De tous les messages qu’on reçoit, ceux qui parlent de rupture posent presque toujours la même question, et ce n’est pas « comment faire ». C’est « combien de temps ça dure ». Personne ne peut y répondre, et c’est précisément là que commence le travail.
Surmonter une rupture ne consiste pas à aller mieux plus vite, mais à arrêter d’entretenir ce qui fait mal : le contact permanent, la relecture des conversations, l’attente d’une explication qui ne viendra pas. Les sept conseils qui suivent tiennent en trois temps, encaisser, reprendre le quotidien, se remettre en mouvement, et aucun ne demande d’avoir tourné la page.
En bref
- Ressentir de la colère et du manque en même temps est banal, pas contradictoire.
- Les gestes qui soulagent sur le moment sont souvent ceux qui rallongent le processus.
- Un chagrin qui empêche de dormir, de manger ou de travailler pendant des semaines n’est plus un chagrin ordinaire : c’est le moment de consulter.
- Le 3114, numéro national de prévention du suicide, est gratuit et joignable 24 heures sur 24.
Les premiers jours : encaisser sans s’abîmer
Cette phase ne se raccourcit pas, elle se traverse.
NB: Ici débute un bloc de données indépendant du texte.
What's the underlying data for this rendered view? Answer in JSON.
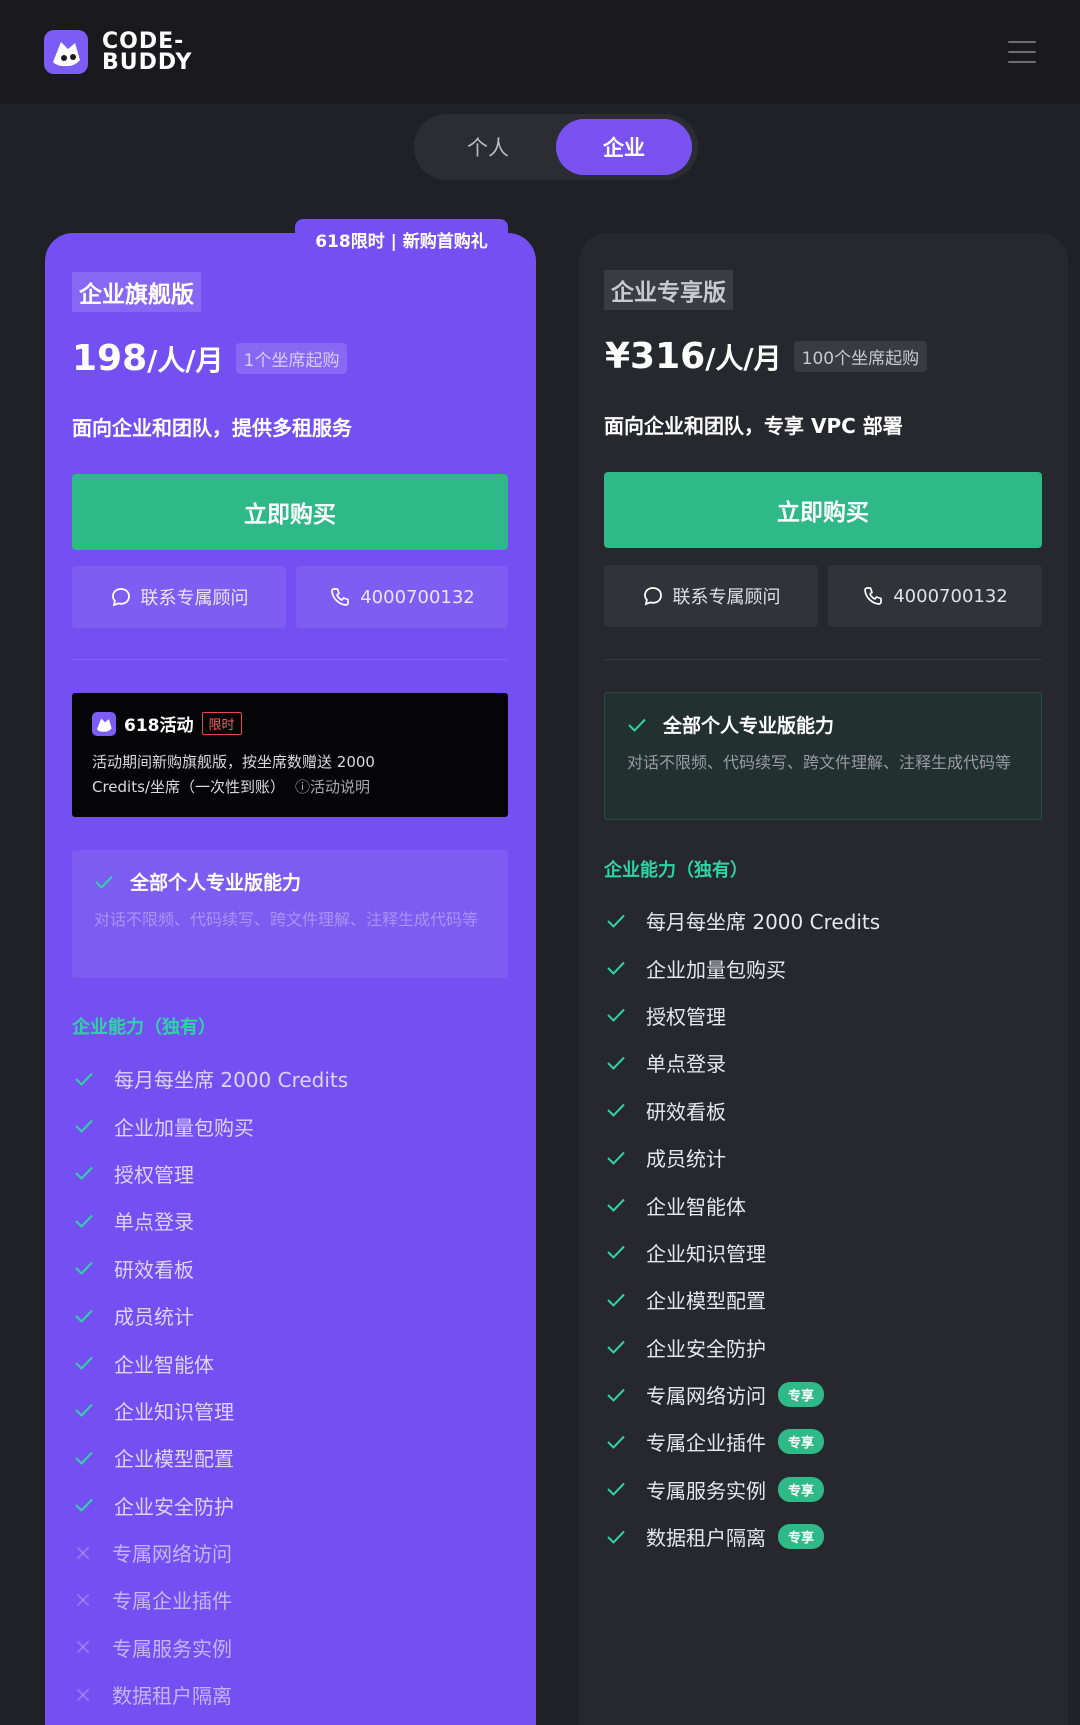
{
  "header": {
    "logo_text_line1": "CODE-",
    "logo_text_line2": "BUDDY",
    "menu_icon": "hamburger-menu-icon"
  },
  "toggle": {
    "personal": "个人",
    "enterprise": "企业",
    "active": "enterprise"
  },
  "colors": {
    "accent_purple": "#7450f2",
    "accent_green": "#2fb888",
    "label_teal": "#2fd4a5",
    "limit_red": "#ff5a5f"
  },
  "left": {
    "promo_tag": "618限时 | 新购首购礼",
    "plan_name": "企业旗舰版",
    "price_amount": "198",
    "price_unit": "/人/月",
    "seat_badge": "1个坐席起购",
    "description": "面向企业和团队，提供多租服务",
    "buy_label": "立即购买",
    "consult_label": "联系专属顾问",
    "phone_label": "4000700132",
    "event": {
      "title": "618活动",
      "limit_badge": "限时",
      "line1": "活动期间新购旗舰版，按坐席数赠送 2000",
      "line2": "Credits/坐席（一次性到账）",
      "info_link": "ⓘ活动说明"
    },
    "feature_box": {
      "title": "全部个人专业版能力",
      "sub": "对话不限频、代码续写、跨文件理解、注释生成代码等"
    },
    "section_label": "企业能力（独有）",
    "features": [
      {
        "text": "每月每坐席 2000 Credits",
        "included": true
      },
      {
        "text": "企业加量包购买",
        "included": true
      },
      {
        "text": "授权管理",
        "included": true
      },
      {
        "text": "单点登录",
        "included": true
      },
      {
        "text": "研效看板",
        "included": true
      },
      {
        "text": "成员统计",
        "included": true
      },
      {
        "text": "企业智能体",
        "included": true
      },
      {
        "text": "企业知识管理",
        "included": true
      },
      {
        "text": "企业模型配置",
        "included": true
      },
      {
        "text": "企业安全防护",
        "included": true
      },
      {
        "text": "专属网络访问",
        "included": false
      },
      {
        "text": "专属企业插件",
        "included": false
      },
      {
        "text": "专属服务实例",
        "included": false
      },
      {
        "text": "数据租户隔离",
        "included": false
      }
    ]
  },
  "right": {
    "plan_name": "企业专享版",
    "price_amount": "¥316",
    "price_unit": "/人/月",
    "seat_badge": "100个坐席起购",
    "description": "面向企业和团队，专享 VPC 部署",
    "buy_label": "立即购买",
    "consult_label": "联系专属顾问",
    "phone_label": "4000700132",
    "feature_box": {
      "title": "全部个人专业版能力",
      "sub": "对话不限频、代码续写、跨文件理解、注释生成代码等"
    },
    "section_label": "企业能力（独有）",
    "exclusive_badge": "专享",
    "features": [
      {
        "text": "每月每坐席 2000 Credits",
        "exclusive": false
      },
      {
        "text": "企业加量包购买",
        "exclusive": false
      },
      {
        "text": "授权管理",
        "exclusive": false
      },
      {
        "text": "单点登录",
        "exclusive": false
      },
      {
        "text": "研效看板",
        "exclusive": false
      },
      {
        "text": "成员统计",
        "exclusive": false
      },
      {
        "text": "企业智能体",
        "exclusive": false
      },
      {
        "text": "企业知识管理",
        "exclusive": false
      },
      {
        "text": "企业模型配置",
        "exclusive": false
      },
      {
        "text": "企业安全防护",
        "exclusive": false
      },
      {
        "text": "专属网络访问",
        "exclusive": true
      },
      {
        "text": "专属企业插件",
        "exclusive": true
      },
      {
        "text": "专属服务实例",
        "exclusive": true
      },
      {
        "text": "数据租户隔离",
        "exclusive": true
      }
    ]
  }
}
L’objectif n’est pas de se sentir mieux mais d’éviter les décisions qu’on regrettera dans trois mois.
1. Laisser la douleur exister, à voix haute si possible
La retenir coûte plus cher qu’elle ne rapporte. Pleurer, écrire, parler à quelqu’un qui écoute sans commenter, tout ça fait partie du processus et n’a rien d’une faiblesse. Nous avons remarqué une chose en discutant avec nos proches passés par là : ceux qui ont mis des mots dessus tôt, même maladroitement, s’en sont sortis avec moins de rancune que ceux qui ont serré les dents pendant six mois.
Une précision utile : ressentir de la colère et du manque le même jour, parfois dans la même heure, n’est pas le signe qu’on se ment. C’est le fonctionnement normal d’un attachement qui se défait.
2. Couper le fil, au moins provisoirement
C’est le conseil le plus difficile à appliquer et le seul qui produise un effet mesurable en quelques semaines. Tant que les messages continuent, tant qu’on regarde les stories, tant qu’on relit les conversations à deux heures du matin, la plaie se rouvre chaque jour.
Ce n’est pas une punition infligée à l’autre, c’est une mesure de protection. Le contact peut revenir plus tard, dans un autre cadre, une fois que le manque ne dicte plus les messages. Quand une garde d’enfants ou un logement commun rend la coupure impossible, on réduit le sujet des échanges à l’organisation, sans commentaire sur le reste.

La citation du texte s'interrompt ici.